Leggere una mappa antica è davvero un lavoro difficile. Oggi le mappe sono tutte orientate a Nord, anticamente invece erano spesso orientate a Sud, come in questo caso. Per interpretare una planimetria bisogna intanto scoprire la scala di riduzione. Occorre considerare le antiche misure in palmi e canne siciliane che, rapportate al nostro sistema metrico decimale, danno risultati improponibili, come: 1:26.325 o anche 1:1.150. Nella lettura delle piante topografiche si riscontrano quindi parecchie difficoltà. Per leggere una mappa bisogna avere conoscenze tecniche specifiche, ma anche conoscenze artistiche, in quanto alcune piante, come quella raffigurata nel dipinto del Collegio, non sono redatte in scala. É un errore chiamarla mappa, dobbiamo piuttosto definirla una rappresentazione iconografica a volo d’uccello, dove chi rappresenta il luogo non è un tecnico ma un artista che riprende la città dall’alto. Il dipinto è un mixer tra prospettiva e assonometria; si può ben vedere, infatti, che le case disegnate più vicine all’osservatore hanno le stesse proporzioni di quelle lontane. Nel disegno prospettico, invece, ciò che si allontana rimpicciolisce. Non segue, comunque, tutte le regole dell’assonometria, quindi si tratta di una veduta. Inoltre, guardando attentamente la raffigurazione, mi sono accorto che il castello ha dimensioni sproporzionate rispetto alle case. Il motivo era quello di enfatizzare un elemento simbolico molto rappresentativo. La città di Alcamo è rappresentata come un luogo “forte”, difeso dal castello e dalla cinta muraria.
Tra le parti evidenziate nel lavoro che hai fatto, ce n’è una che ha una forma alquanto strana…
Grazie all’aiuto del fotografo Girolamo Bongiovanni e alle sue immagini realizzate ad altissima risoluzione, ho scrutato un particolare che precedentemente mi era sfuggito. Il dettaglio in questione è una strana “forma trilitica” che trova riscontro nella letteratura di riferimento e si riferisce al “patibolo” che si trovava fuori le mura, nella piazza antistante il castello (piazza della Repubblica). L’ignoto pittore, probabilmente un ecclesiastico, ha voluto rappresentare con un simbolo il luogo dove si eseguivano le condanne a morte.
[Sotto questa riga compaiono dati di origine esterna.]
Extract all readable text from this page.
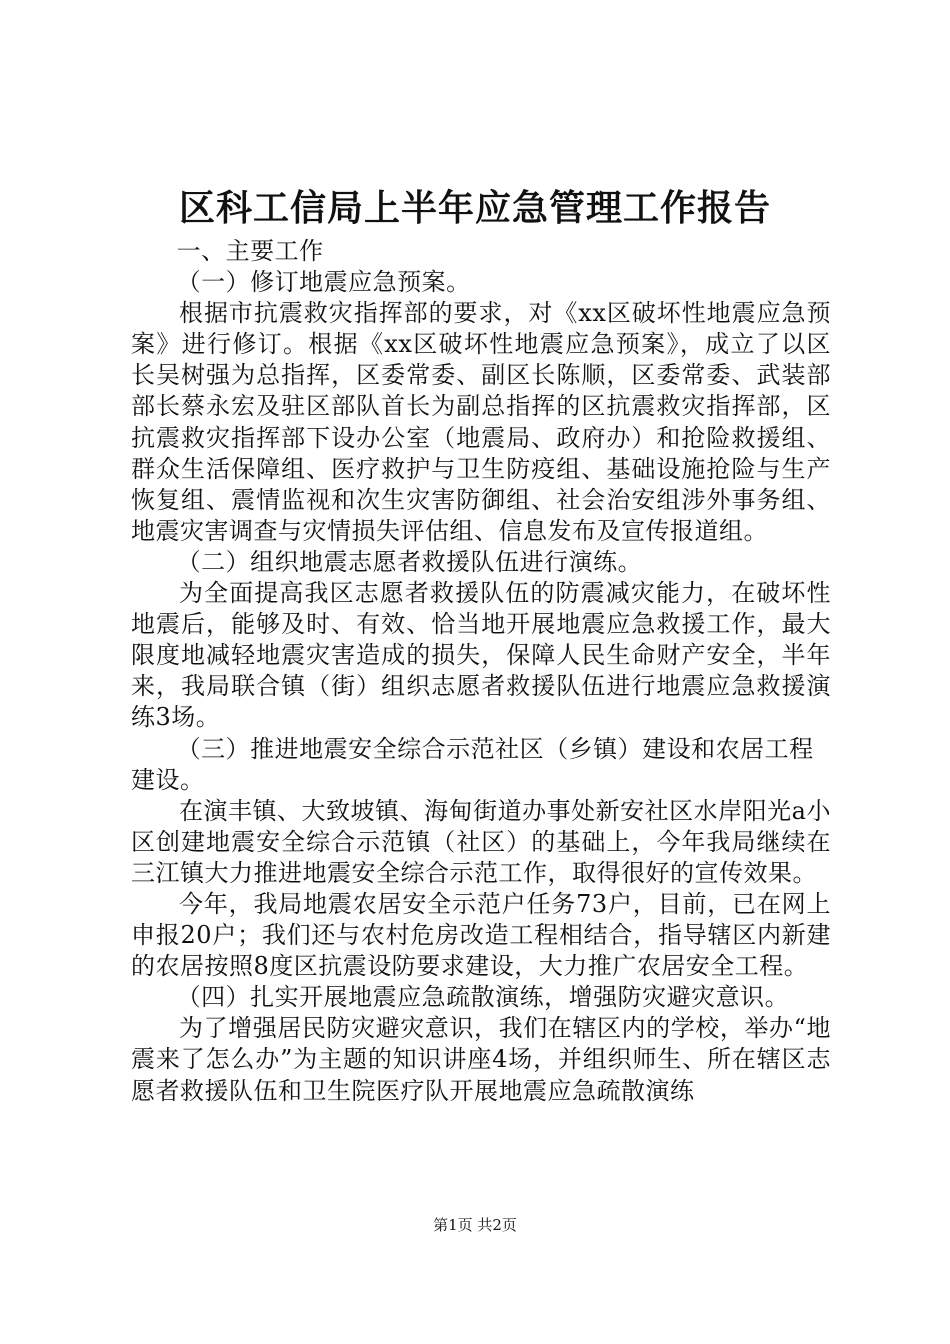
区科工信局上半年应急管理工作报告

一、主要工作

（一）修订地震应急预案。

根据市抗震救灾指挥部的要求，对《xx区破坏性地震应急预案》进行修订。根据《xx区破坏性地震应急预案》，成立了以区长吴树强为总指挥，区委常委、副区长陈顺，区委常委、武装部部长蔡永宏及驻区部队首长为副总指挥的区抗震救灾指挥部，区抗震救灾指挥部下设办公室（地震局、政府办）和抢险救援组、群众生活保障组、医疗救护与卫生防疫组、基础设施抢险与生产恢复组、震情监视和次生灾害防御组、社会治安组涉外事务组、地震灾害调查与灾情损失评估组、信息发布及宣传报道组。

（二）组织地震志愿者救援队伍进行演练。

为全面提高我区志愿者救援队伍的防震减灾能力，在破坏性地震后，能够及时、有效、恰当地开展地震应急救援工作，最大限度地减轻地震灾害造成的损失，保障人民生命财产安全，半年来，我局联合镇（街）组织志愿者救援队伍进行地震应急救援演练3场。

（三）推进地震安全综合示范社区（乡镇）建设和农居工程建设。

在演丰镇、大致坡镇、海甸街道办事处新安社区水岸阳光a小区创建地震安全综合示范镇（社区）的基础上，今年我局继续在三江镇大力推进地震安全综合示范工作，取得很好的宣传效果。

今年，我局地震农居安全示范户任务73户，目前，已在网上申报20户；我们还与农村危房改造工程相结合，指导辖区内新建的农居按照8度区抗震设防要求建设，大力推广农居安全工程。

（四）扎实开展地震应急疏散演练，增强防灾避灾意识。

为了增强居民防灾避灾意识，我们在辖区内的学校，举办“地震来了怎么办”为主题的知识讲座4场，并组织师生、所在辖区志愿者救援队伍和卫生院医疗队开展地震应急疏散演练

第1页 共2页
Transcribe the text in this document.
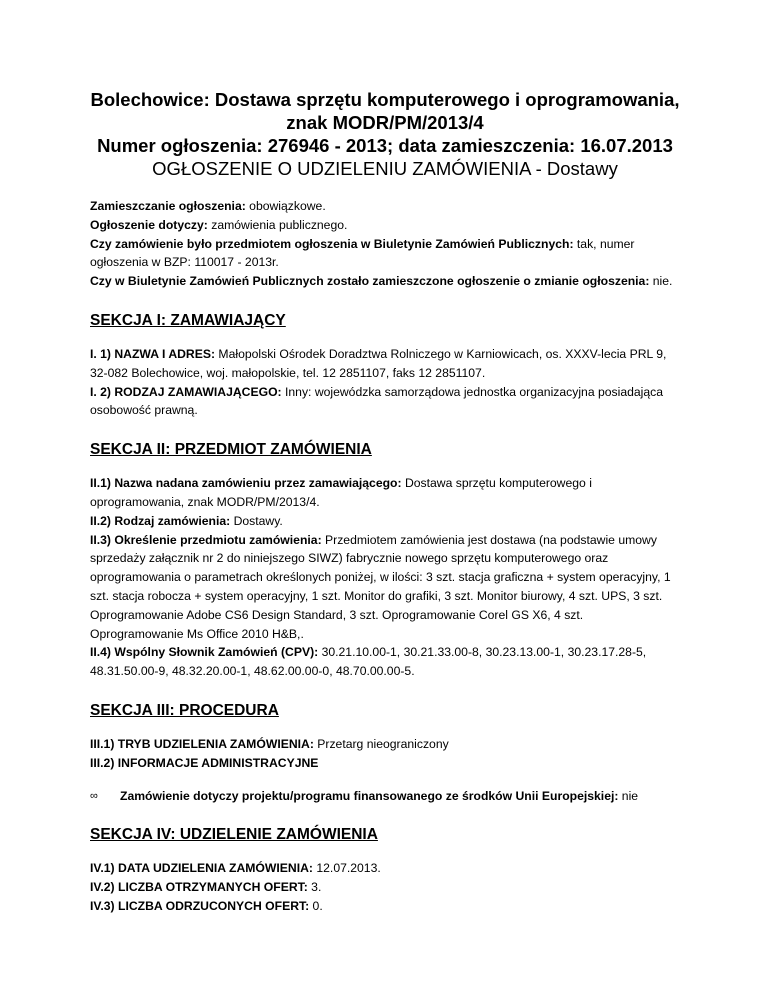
Bolechowice: Dostawa sprzętu komputerowego i oprogramowania,

znak MODR/PM/2013/4

Numer ogłoszenia: 276946 - 2013; data zamieszczenia: 16.07.2013

OGŁOSZENIE O UDZIELENIU ZAMÓWIENIA - Dostawy

Zamieszczanie ogłoszenia: obowiązkowe.

Ogłoszenie dotyczy: zamówienia publicznego.

Czy zamówienie było przedmiotem ogłoszenia w Biuletynie Zamówień Publicznych: tak, numer ogłoszenia w BZP: 110017 - 2013r.

Czy w Biuletynie Zamówień Publicznych zostało zamieszczone ogłoszenie o zmianie ogłoszenia: nie.

SEKCJA I: ZAMAWIAJĄCY

I. 1) NAZWA I ADRES: Małopolski Ośrodek Doradztwa Rolniczego w Karniowicach, os. XXXV-lecia PRL 9, 32-082 Bolechowice, woj. małopolskie, tel. 12 2851107, faks 12 2851107.

I. 2) RODZAJ ZAMAWIAJĄCEGO: Inny: wojewódzka samorządowa jednostka organizacyjna posiadająca osobowość prawną.

SEKCJA II: PRZEDMIOT ZAMÓWIENIA

II.1) Nazwa nadana zamówieniu przez zamawiającego: Dostawa sprzętu komputerowego i oprogramowania, znak MODR/PM/2013/4.

II.2) Rodzaj zamówienia: Dostawy.

II.3) Określenie przedmiotu zamówienia: Przedmiotem zamówienia jest dostawa (na podstawie umowy sprzedaży załącznik nr 2 do niniejszego SIWZ) fabrycznie nowego sprzętu komputerowego oraz oprogramowania o parametrach określonych poniżej, w ilości: 3 szt. stacja graficzna + system operacyjny, 1 szt. stacja robocza + system operacyjny, 1 szt. Monitor do grafiki, 3 szt. Monitor biurowy, 4 szt. UPS, 3 szt. Oprogramowanie Adobe CS6 Design Standard, 3 szt. Oprogramowanie Corel GS X6, 4 szt. Oprogramowanie Ms Office 2010 H&B,.

II.4) Wspólny Słownik Zamówień (CPV): 30.21.10.00-1, 30.21.33.00-8, 30.23.13.00-1, 30.23.17.28-5, 48.31.50.00-9, 48.32.20.00-1, 48.62.00.00-0, 48.70.00.00-5.

SEKCJA III: PROCEDURA

III.1) TRYB UDZIELENIA ZAMÓWIENIA: Przetarg nieograniczony

III.2) INFORMACJE ADMINISTRACYJNE

∞	Zamówienie dotyczy projektu/programu finansowanego ze środków Unii Europejskiej: nie
SEKCJA IV: UDZIELENIE ZAMÓWIENIA

IV.1) DATA UDZIELENIA ZAMÓWIENIA: 12.07.2013.

IV.2) LICZBA OTRZYMANYCH OFERT: 3.

IV.3) LICZBA ODRZUCONYCH OFERT: 0.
Qual è la cosa più curiosa nella quale ti sei imbattuto studiando le mappe?
La vicenda che riguarda le mappe Borboniche è certo la più intrigante. Furono realizzate in un ventennio, tra il 1837 e il 1853, nel periodo in cui i Borboni volevano impiantare un nuovo sistema tributario per la raccolta delle tasse; allora il re diede al marchese Vincenzo Mortillaro, il compito di organizzare i rilievi di tutte le città siciliane. Mortillaro incaricò tecnici, periti agrari, architetti, ingegneri e “curdiatura”, ovvero persone esperte del posto prive di titolo di studio. Le mappe che arrivano a Palermo sono però tutte di fattura diversa. Alcune sono graficamente “sgrammaticate”, altre redatte invece in maniera scientifica e precisa, come quelle di Alcamo. Queste furono disegnate da due tecnici distinti, uno si occupò della città, l’altro del territorio. Nel frattempo ci si apprestava all’Unità d’Italia e il Mortillaro, avendo questo patrimonio immenso costituito da oltre trecento mappe, decise di non consegnarle al re, ma di custodirle gelosamente. Le nascose e consegnò soltanto i libri contabili, conscio della prossima fine del regno. Con l’Unità d’Italia, Mortillaro e il figlio decisero di pubblicare sette mappe tra quelle possedute. Le mappe di Alcamo vennero incise ma non divulgate, infatti non esistono gli originali. Alla morte del Mortillaro e del figlio si perse ogni traccia del ricco patrimonio cartografico, malgrado tutti gli storici ne conoscessero l’esistenza, fino al terremoto del 1968, quello della valle del Belice, dove gli eredi del Mortillaro, nell’atto di recuperare alcuni oggetti dalla loro vecchia abitazione, aprirono una cassa e trovarono il tesoro, dov’erano pure gli originali delle due mappe di Alcamo.